Both Olivia's parents refused to take part in her Serious Case Review.
Ms Wrightson's mother refused to engage in the Safeguarding Adult Review.
Report writers said the older girl, referred to in the report as "Olivia", had a chaotic home life and was placed into care after her mother claimed she was "going to parties, possibly having sexual intercourse and hitting" younger siblings.
The younger girl also confessed to a care worker that she had spent a weekend drinking and smoking cannabis with friends, and had spent a night with a boy, but denied any sexual activity.
'Inability to care'
Two months before the murder, the older girl was arrested for assaulting three members of staff and causing damage to the premises.
The reports into both teenagers found their parents were quick to criticise their daughters' behaviour, but unwilling to accept help to improve their parenting.
About the younger girl's parents, the report stated: "They blamed Yasmine for their inability to be warm and caring to her."
Of the older girl, it said: "When the reviewer visited Olivia in prison, she expressed her feelings that she had always been held responsible for the family problems, both by her parents and, she felt, by professionals."
Ms Wrightson, who was known locally as "Alco Ange", had also received a high level of intervention from social services.
The report found she had received help for alcohol addiction, but that it ceased in 2011.
Between January 2012 and her death, Ms Wrightson made 219 calls to the police with another 253 made by people about her.
There were also reports of her being "bothered" by young people whom she was too afraid to take formal action against due to a previous "serious" altercation with a teenager.
"There was growing evidence in 2014 that (Ms Wrightson) was being targeted by young people and adults," the report said.
It concluded there was a lack of awareness among various agencies about how she should be treated and best helped.
'Home invasion'
Because officials did not fully speak to each other, the "fullest picture of [Ms Wrightson's] experience and risk" was not complete.
Her family has said they want to see her situation treated with the same seriousness as domestic abuse.
The report said: "[The family] say the number of vulnerable adults whose homes are taken over and who suffer regular abuse are unknown, yet there is no law making this type of home invasion illegal."
Niece Rachel Tressider said they hoped to launch "Angie's Law" to protect vulnerable people against harassment, bullying, torment and extortion.
She said: "This is what she went through.

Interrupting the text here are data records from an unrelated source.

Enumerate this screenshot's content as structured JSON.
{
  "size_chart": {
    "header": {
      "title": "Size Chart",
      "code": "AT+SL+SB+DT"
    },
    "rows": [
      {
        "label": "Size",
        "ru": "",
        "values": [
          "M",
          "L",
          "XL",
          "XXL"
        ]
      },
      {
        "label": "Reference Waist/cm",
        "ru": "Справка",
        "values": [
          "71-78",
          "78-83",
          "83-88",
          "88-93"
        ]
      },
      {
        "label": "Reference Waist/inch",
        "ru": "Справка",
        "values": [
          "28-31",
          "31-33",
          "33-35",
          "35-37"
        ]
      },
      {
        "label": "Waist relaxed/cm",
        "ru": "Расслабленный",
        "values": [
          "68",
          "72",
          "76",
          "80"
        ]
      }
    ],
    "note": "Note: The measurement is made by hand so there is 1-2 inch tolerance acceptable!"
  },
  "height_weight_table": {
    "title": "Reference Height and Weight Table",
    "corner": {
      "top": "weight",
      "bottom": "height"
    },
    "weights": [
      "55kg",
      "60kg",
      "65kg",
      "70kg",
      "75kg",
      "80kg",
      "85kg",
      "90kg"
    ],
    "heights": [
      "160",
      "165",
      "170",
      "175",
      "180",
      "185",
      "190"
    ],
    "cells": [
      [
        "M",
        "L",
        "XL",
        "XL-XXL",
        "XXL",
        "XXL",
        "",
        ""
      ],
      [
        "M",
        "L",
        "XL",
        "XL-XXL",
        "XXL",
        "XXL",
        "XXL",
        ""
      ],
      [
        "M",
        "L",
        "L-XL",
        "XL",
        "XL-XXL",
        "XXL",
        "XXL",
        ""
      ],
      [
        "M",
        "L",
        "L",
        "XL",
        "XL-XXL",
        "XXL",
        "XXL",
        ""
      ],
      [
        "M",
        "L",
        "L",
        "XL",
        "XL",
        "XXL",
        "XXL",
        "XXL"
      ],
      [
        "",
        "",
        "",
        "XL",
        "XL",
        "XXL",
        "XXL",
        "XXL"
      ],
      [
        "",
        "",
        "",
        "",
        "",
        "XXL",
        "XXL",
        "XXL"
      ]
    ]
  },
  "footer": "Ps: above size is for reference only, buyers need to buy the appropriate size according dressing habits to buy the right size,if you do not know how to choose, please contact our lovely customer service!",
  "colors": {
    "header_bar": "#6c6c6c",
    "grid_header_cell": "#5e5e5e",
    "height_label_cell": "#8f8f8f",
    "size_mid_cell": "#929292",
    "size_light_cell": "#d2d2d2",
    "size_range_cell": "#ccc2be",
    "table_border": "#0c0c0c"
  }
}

In the report it said she was 'home jacked' by two females who used her property... without her permission.
"It's an horrendous thing, a very serious thing, [it's] not recognised and it needs to be, and that's where Angie's Law would come in."
The report into Ms Wrightson made five findings calling for better communication between agencies, increased awareness of mental health issues and improved connection between children's and adult's services.

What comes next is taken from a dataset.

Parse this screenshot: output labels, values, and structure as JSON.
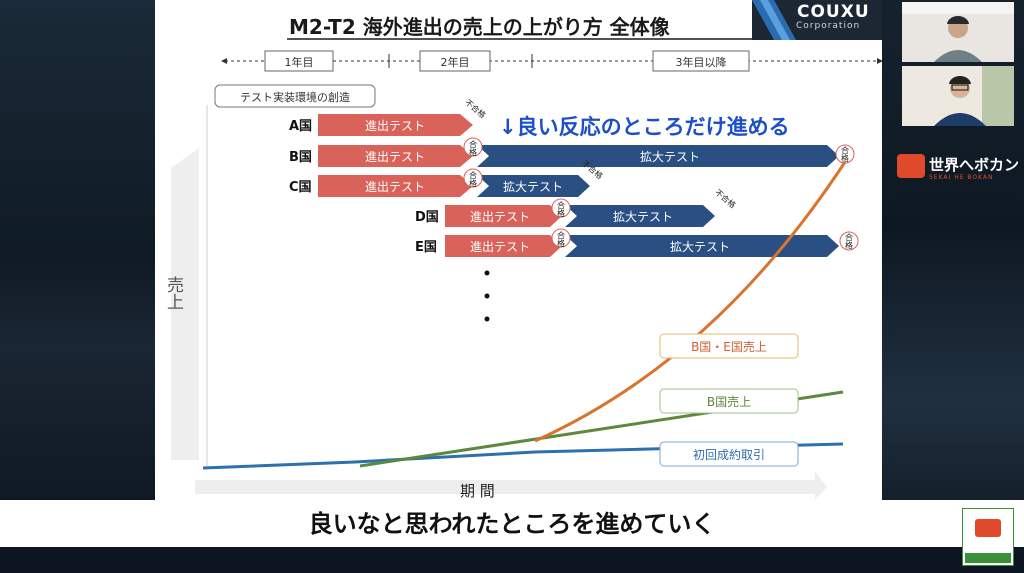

The reviews about the girls made six, including the need for improved understanding of the effect of neglect on adolescents and removing a "tendency to sympathise with parents, leaving emotional abuse unidentified and children vulnerable to continued abuse".
'Beyond professional control'
Dave Pickard, the chairman of Hartlepool Safeguarding Children Board, said there was "a very difficult balance" between keeping children with their families and putting them into care.
He said: "Both families received a great deal of support and guidance from a consistent, caring and hard-working group of professionals.
"Neither girl had any history of violent offences, although they were, at times, angry, abusive, hostile to those around them.
"There is considerable evidence [they] experienced abuse and neglect which had had an impact on their wellbeing and behaviour.
"Although we have learnt lessons about how we understand adolescent neglect more broadly and the likely trauma it creates, we cannot predict how this will manifest itself on a daily basis or how it might interact negatively with other factors.
"These issues are beyond professional control."